On Monday evening, our Qatar Airlines flight, which departed from Doha, the capital of Qatar, bound to the Omani capital of Muscat, first proceeded headed north and then entered Iranian airspace. Later, after flying for a while parallel to Iranian territories, it crossed over the Musandam Peninsula, an Omani territory at the southernmost tip of the Persian Gulf, and then headed south, reaching Muscat after a journey that lasted an hour and 20 minutes. While normally an airplane departing from Doha would arrive in Muscat after a 50-minute flight through the southeast, the reason behind Qatar Airways following this interesting and winding route is the ongoing political crisis in the Gulf:
Saudi Arabia, the United Arab Emirates (UAE) and Egypt — later Bahrain, who also followed suit — announced on 5 June 2017 that they had severed all ties with Qatar. Later the Maldives (under the direct influence of Saudi Arabia), Yemen (the southern government at the behest of the Saudis), Mauritania, Djibouti, Comoros, Niger, Gabon, Senegal (which later quit the blockade list), Chad (also later left the camp in 2018) and Jordan (jumped ship in 2019) all followed suit. All these countries, who launched a comprehensive blockade in terms of land, air and sea against Qatar, blamed what they called the Doha administration's “support for terrorism” as the reason for this move. Close ties with Iran, warm relations with "Political Islamic" movements such as (Hamas, the Muslim Brotherhood Organization and others), also among the reasons was the deepening alliance with Turkey. They were also very uncomfortable with Al Jazeera TV channel broadcasts, some fatwas of cleric Youssef al-Qaradawi who resides in Qatar and the “active” political style of Doha. They even said, "If you want to reconcile, it will be on the condition that you will shut down Al-Jazeera."

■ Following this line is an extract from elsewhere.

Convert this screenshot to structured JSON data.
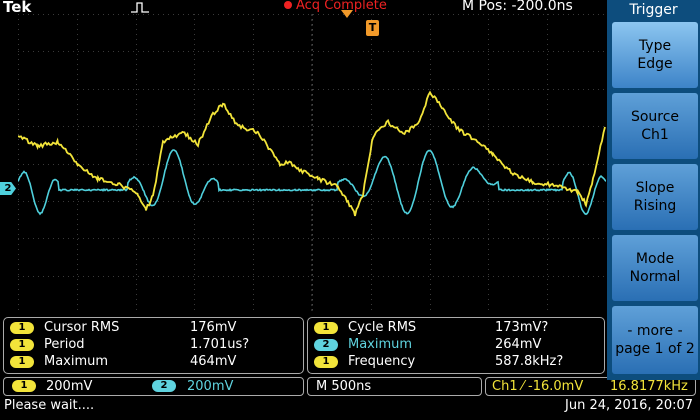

At the start of the blockade, speculations suggested that Qatar could not be able to withstand this blockade for very long. But that didn’t come to pass: On the contrary, despite the great damage, the blockade in question turned into an opportunity for Qatar to “find alternatives”. Investments abroad have been increased, the purse strings have been loosened when it came to the flow of money to the real estate and construction sectors, especially lobbying activities in the U.S. and Europe have been accelerated, the investment network in the media has been expanded, and the "mass communication" field has been concentrated with the new communication channels established. In addition, the gears have been set in motion towards modernization within the country, significant advances have been achieved in the culture and entertainment sectors, and it has focused on different areas with the new museums and art centers established. In order to add a political atmosphere to the prestige that woulc come along with the 2022 World Cup, which was Qatar is preparing to host, the incentive work with European countries was accelerated.
Perhaps the most striking result of the blockade is the new and deep ties Qatar has forged with Iran. Qatar Airways' use of Iranian airspace is actually the “softest” ascpect of the issue. While economic, commercial and political relations are progressing, Qatar is the “weak” party in this equation. Despite the enormous material power it holds, especially due to natural gas reserves, it is possible to clearly outline Qatar’s policy, who cannot (a) adopt a firm line against Iran in the publications of Al Jazeera: The new policy taken by the channel when covering the events in Syria and Yemen is entirely in line of “not wanting to offend Iran.” In Algeria, where Saudi Arabia, UAE, Egypt and Bahrain administrations were highlighted in a variety of ways, a style dominated by Iran completely through the “Tehran lens” was prevalent. As the “civilian massacre in Yemen” becomes the main headline, meanwhile the human drama in Syria has turned is nothing more than a few words. While “refugees freezing the cold” are reported, the Iranian administration that is behind this event is let of the hook.
The hostile attitude of the Saudi Arabia-UAE-Egypt-Bahrain quartet at the opposite camp of Qatar towards their own brethern is leading to the swift success of the policies adopted by the U.S. and Israeli administrations to deepen the rift in the Middle East. While such conflict zones are being developed to strengthen economic, political and social unity in the Gulf, Iran continues to impose its sectarian agenda on the region in this cluttered environment.
Who would be pleased with this situation? Probably first and foremost, arms dealers. Then all those from the east and the west who take every measure to prevent the Islamic world from rising up.
It is quite dreadful to not be able to avoid repeating the same historical mistakes with so many clear warning signs staring us all in the face.